Another crucial element that I was frustrated by: The editing and fight choreography were always a hairclip off. Every action scene and gunfight, every trigger pulled felt a half a heartbeat out of synch. I don’t know who or what to blame for this. Was it the editor? The fight choreography? The direction? The placement of the camera? I don’t know, but there was a lethargy to the way the movie was assembled and presented.
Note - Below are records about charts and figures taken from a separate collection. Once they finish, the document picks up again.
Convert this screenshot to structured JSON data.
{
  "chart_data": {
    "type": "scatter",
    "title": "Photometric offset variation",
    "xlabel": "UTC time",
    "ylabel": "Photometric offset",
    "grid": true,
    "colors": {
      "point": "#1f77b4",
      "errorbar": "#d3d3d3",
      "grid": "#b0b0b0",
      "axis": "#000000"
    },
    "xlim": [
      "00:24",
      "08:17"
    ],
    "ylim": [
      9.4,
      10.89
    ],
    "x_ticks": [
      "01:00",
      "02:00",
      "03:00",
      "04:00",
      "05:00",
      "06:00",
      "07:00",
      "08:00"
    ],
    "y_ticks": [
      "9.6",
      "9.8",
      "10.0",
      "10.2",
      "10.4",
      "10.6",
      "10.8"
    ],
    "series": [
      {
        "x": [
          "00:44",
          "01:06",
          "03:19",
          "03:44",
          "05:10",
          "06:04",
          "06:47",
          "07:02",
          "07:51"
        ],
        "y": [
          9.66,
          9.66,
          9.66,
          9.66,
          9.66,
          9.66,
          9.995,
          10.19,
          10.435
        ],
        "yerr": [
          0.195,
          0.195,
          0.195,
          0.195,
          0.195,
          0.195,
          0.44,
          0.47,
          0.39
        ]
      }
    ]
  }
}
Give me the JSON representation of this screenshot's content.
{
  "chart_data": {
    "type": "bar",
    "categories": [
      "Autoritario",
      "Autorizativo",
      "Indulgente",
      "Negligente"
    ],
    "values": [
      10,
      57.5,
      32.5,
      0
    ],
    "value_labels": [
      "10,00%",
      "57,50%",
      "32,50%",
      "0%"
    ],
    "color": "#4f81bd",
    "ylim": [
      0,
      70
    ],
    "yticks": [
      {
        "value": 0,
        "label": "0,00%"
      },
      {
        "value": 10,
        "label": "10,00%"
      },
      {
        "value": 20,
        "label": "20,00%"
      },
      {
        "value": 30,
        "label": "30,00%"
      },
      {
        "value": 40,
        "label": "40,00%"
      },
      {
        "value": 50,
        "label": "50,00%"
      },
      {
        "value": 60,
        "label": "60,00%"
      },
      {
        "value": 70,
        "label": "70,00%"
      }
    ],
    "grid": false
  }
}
And, so while I enjoyed aspects of Jesse Johnson’s White Elephant (including a great score by Sean Murray that sounds like it belongs in a film from the ’70s), the movie only gives about half of what I wanted from it. I expect Johnson’s films to deliver solid action, old-school, ’70s-reaching character dynamics, and manlier-than-usual storytelling, and while the movie does achieve a modicum of what it aspired to be, it also let me down only because I expected more from it.
RLJE will be releasing White Elephant will be out on Blu-ray and DVD on August 2nd.